Memory objects are passed to primitives during execution via a special map that defines which tensor (source, destination or weights, or their gradients) each memory object represents.

Levels of Abstraction

DNNL has multiple levels of abstractions for primitives and memory objects in order to expose maximum flexibility to its users.

On the logical level, the library provides the following abstractions:

Memory descriptor (dnnl::memory::desc) provides a way to describe a tensor's logical dimensions, data type, and, potentially, the format in which the data is laid out in memory. A memory descriptor can be created with a placeholder format tag (dnnl::memory::format_tag::any), which is used to indicate that the actual format will be defined later (see Memory format propagation).
Operation descriptors (one for each supported primitive) serve a purpose similar to the memory descriptor: they provide a way to describe an operation's most basic properties without specifying, for example, which engine will be used to compute them.
Primitive descriptors (dnnl_primitive_desc_t; in the C++ API there are multiple types for each supported primitive) are at an abstraction level in between operation descriptors and primitives and can be used to inspect details of a particular primitive implementation like expected memory formats via queries without having to fully instantiate a primitive. The primitive descriptors are crucial to implement memory format propagation.

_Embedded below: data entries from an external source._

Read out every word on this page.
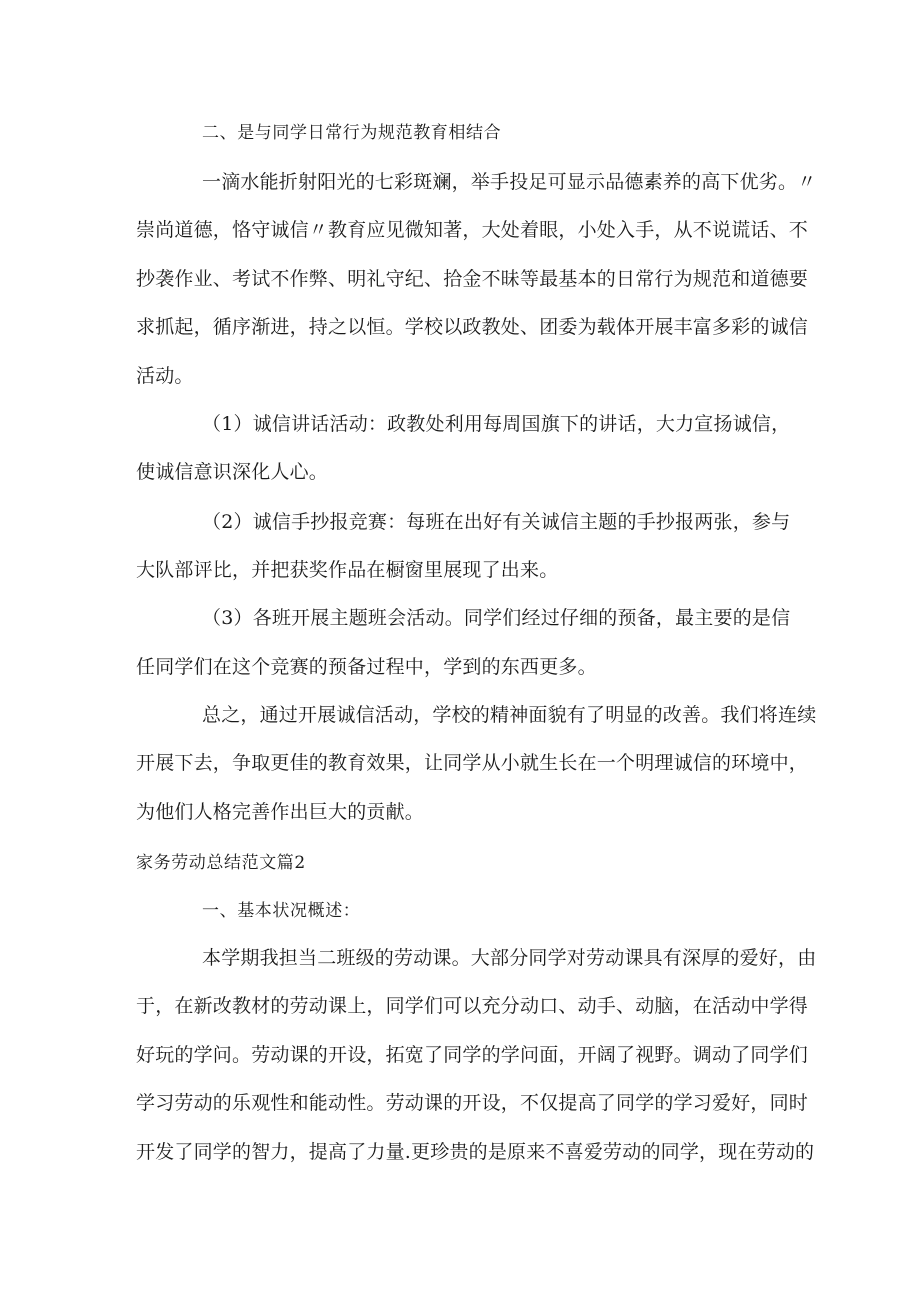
二、是与同学日常行为规范教育相结合
一滴水能折射阳光的七彩斑斓，举手投足可显示品德素养的高下优劣。〃
崇尚道德，恪守诚信〃教育应见微知著，大处着眼，小处入手，从不说谎话、不
抄袭作业、考试不作弊、明礼守纪、拾金不昧等最基本的日常行为规范和道德要
求抓起，循序渐进，持之以恒。学校以政教处、团委为载体开展丰富多彩的诚信
活动。
（1）诚信讲话活动：政教处利用每周国旗下的讲话，大力宣扬诚信，
使诚信意识深化人心。
（2）诚信手抄报竞赛：每班在出好有关诚信主题的手抄报两张，参与
大队部评比，并把获奖作品在橱窗里展现了出来。
（3）各班开展主题班会活动。同学们经过仔细的预备，最主要的是信
任同学们在这个竞赛的预备过程中，学到的东西更多。
总之，通过开展诚信活动，学校的精神面貌有了明显的改善。我们将连续
开展下去，争取更佳的教育效果，让同学从小就生长在一个明理诚信的环境中，
为他们人格完善作出巨大的贡献。
家务劳动总结范文篇2
一、基本状况概述：
本学期我担当二班级的劳动课。大部分同学对劳动课具有深厚的爱好，由
于，在新改教材的劳动课上，同学们可以充分动口、动手、动脑，在活动中学得
好玩的学问。劳动课的开设，拓宽了同学的学问面，开阔了视野。调动了同学们
学习劳动的乐观性和能动性。劳动课的开设，不仅提高了同学的学习爱好，同时
开发了同学的智力，提高了力量.更珍贵的是原来不喜爱劳动的同学，现在劳动的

Abstraction level	Memory object	Primitive objects
Logical description	Memory descriptor	Operation descriptor
Intermediate description	N/A	Primitive descriptor
Implementation	Memory object	Primitive

Creating Memory Objects and Primitives

Memory Objects

Memory objects are created from the memory descriptors. It is not possible to create a memory object from a memory descriptor that has memory format set to dnnl::memory::format_tag::any.

There are two common ways for initializing memory descriptors:

By using dnnl::memory::desc constructors or by extracting a descriptor for a part of a tensor via dnnl::memory::desc::submemory_desc
By querying an existing primitive descriptor for a memory descriptor corresponding to one of the primitive's parameters (for example, dnnl::convolution_forward::primitive_desc::src_desc).

Memory objects can be created with a user-provided handle (a void * on CPU), or without one, in which case the library will allocate storage space on its own.

Primitives

The sequence of actions to create a primitive is:

Create an operation descriptor via, for example, dnnl::convolution_forward::desc. The operation descriptor can contain memory descriptors with placeholder format_tag::any memory formats if the primitive supports it.
Create a primitive descriptor based on the operation descriptor and an engine handle.
Create a primitive based on the primitive descriptor obtained in step 2.